The symptoms of DCM can occur at any age and may include:

  • Short of breath.
  • Swelling of your legs
  • Fatigue.
  • Weight gain.
  • Fainting.
  • Palpitations (flapping in the chest due to abnormal heart rhythms).
  • Dizziness or lightheadedness
  • Blood clots in the dilated left ventricle due to the accumulation of blood. If a blood clot breaks down, it can lodge in an artery and interrupt the flow of blood to the brain, causing a stroke.
  • Pain or pressure in the chest.
  • Sudden death

Diagnosis

Your doctor will decide if you have dilated cardiomyopathy after you see things like:

  • Your symptoms
  • Your family history
  • A physical exam
  • Blood test.
  • An electrocardiogram .
  • A chest x-ray.
  • An echocardiogram
  • A test of physical effort.
  • Cardiac catheterization.
  • A CT scan.
  • An MRI

Another test that is rarely done to find the cause of myocardiopathy is called a myocardial biopsy or heart biopsy. A sample of heart tissue is taken and examined under a microscope.

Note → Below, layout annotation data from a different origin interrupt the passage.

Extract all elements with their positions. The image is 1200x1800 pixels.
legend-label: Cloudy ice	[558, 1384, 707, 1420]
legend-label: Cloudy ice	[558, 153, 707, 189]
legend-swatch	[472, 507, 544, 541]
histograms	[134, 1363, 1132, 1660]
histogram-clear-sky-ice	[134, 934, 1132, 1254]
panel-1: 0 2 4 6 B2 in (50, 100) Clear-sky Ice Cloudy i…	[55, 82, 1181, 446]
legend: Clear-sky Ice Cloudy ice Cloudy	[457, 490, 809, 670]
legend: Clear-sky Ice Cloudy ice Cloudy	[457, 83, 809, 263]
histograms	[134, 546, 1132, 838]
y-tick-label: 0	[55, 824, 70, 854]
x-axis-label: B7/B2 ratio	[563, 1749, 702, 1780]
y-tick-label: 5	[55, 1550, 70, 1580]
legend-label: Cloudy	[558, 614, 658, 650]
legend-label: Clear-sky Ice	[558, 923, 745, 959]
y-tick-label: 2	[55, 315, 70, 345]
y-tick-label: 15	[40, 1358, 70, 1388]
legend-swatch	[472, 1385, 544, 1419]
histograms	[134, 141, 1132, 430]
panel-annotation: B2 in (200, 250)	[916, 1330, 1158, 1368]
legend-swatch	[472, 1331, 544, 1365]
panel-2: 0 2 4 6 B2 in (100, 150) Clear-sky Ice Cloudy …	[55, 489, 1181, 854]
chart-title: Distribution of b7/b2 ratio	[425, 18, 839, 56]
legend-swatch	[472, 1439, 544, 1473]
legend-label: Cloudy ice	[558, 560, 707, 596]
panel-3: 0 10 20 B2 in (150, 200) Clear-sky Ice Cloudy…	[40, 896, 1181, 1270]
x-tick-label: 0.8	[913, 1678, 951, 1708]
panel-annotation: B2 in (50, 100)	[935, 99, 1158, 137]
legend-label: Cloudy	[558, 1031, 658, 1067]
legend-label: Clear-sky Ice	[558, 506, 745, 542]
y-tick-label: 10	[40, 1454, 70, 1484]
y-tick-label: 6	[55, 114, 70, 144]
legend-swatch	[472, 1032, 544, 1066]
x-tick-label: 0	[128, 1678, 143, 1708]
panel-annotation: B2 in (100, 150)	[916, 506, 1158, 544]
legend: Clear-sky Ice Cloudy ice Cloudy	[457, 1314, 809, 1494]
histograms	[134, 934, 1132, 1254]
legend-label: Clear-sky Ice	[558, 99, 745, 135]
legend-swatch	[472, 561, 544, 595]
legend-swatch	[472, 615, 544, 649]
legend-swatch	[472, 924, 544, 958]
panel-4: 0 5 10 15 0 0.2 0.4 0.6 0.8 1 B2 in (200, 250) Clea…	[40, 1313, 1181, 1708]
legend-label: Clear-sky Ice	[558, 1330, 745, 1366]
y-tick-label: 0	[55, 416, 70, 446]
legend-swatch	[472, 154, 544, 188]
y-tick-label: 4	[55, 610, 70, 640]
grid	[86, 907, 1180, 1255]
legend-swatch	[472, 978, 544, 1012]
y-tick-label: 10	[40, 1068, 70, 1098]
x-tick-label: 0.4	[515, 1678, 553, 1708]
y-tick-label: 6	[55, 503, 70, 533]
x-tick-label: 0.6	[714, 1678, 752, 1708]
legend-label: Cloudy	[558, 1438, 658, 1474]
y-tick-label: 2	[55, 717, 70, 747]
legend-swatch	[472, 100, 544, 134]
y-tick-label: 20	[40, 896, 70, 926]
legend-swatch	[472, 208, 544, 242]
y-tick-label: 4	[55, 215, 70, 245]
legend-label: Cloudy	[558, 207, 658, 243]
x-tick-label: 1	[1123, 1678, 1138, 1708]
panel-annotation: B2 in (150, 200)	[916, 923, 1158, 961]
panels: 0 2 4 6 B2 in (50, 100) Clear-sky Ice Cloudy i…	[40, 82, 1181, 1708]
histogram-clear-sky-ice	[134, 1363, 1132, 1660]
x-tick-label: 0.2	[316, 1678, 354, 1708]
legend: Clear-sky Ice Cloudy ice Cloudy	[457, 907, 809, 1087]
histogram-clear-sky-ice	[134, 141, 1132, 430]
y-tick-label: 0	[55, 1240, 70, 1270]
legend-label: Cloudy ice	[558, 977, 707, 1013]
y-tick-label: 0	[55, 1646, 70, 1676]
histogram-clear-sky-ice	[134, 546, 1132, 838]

If you have a family member with dilated cardiomyopathy, ask your doctor if you should have a screening test. Genetic tests may also be available to find abnormal genes.

Treatment

In the case of dilated cardiomyopathy, its goal is to strengthen the heart and eliminate substances in the bloodstream that enlarge the heart and cause more serious symptoms.

Medications: To control heart failure, most people take medications, such as:

  • Beta blocker.
  • ACE inhibitor an ARB.
  • Diuretic.

If you have an arrhythmia (irregular heartbeat), your doctor may give you medicines to control your heart rate or make them less often. Anticoagulants can also be used to prevent blood clots.

Changes in lifestyle: if you have heart failure, you should consume less sodium, according to your doctor’s recommendations. You may be instructed to do aerobic exercise, but do not do weights.

Possible procedures:

People with severe dilated cardiomyopathy may need one of the following surgeries:

Cardiac resynchronization with biventricular pacemaker: for some people with DCM, stimulating the right and left ventricles with this helps the contractions of your heart to strengthen. This improves your symptoms and allows you to exercise more.

The pacemaker will also help people with heart block (a problem with the heart’s electrical system) or some bradycardia (slow heart rates).

Implantable cardioverter defibrillators: are recommended for people at risk of life-threatening arrhythmias or sudden cardiac death.

Constantly monitor the rhythm of your heart. When it finds a very fast and abnormal rhythm, it “shocks” the heart muscle in a healthy rhythm.

Surgery: Your doctor may recommend surgery for coronary artery disease or valvular heart disease. You may be eligible for one to fix your left ventricle or one that provides a device to help your heart function better.

Heart transplant: they are usually only for those with heart failure in the terminal stage. You will go through a selection process.

The hearts that can be used are scarce. In addition, he must be sick enough to need a new heart and healthy enough to undergo the procedure.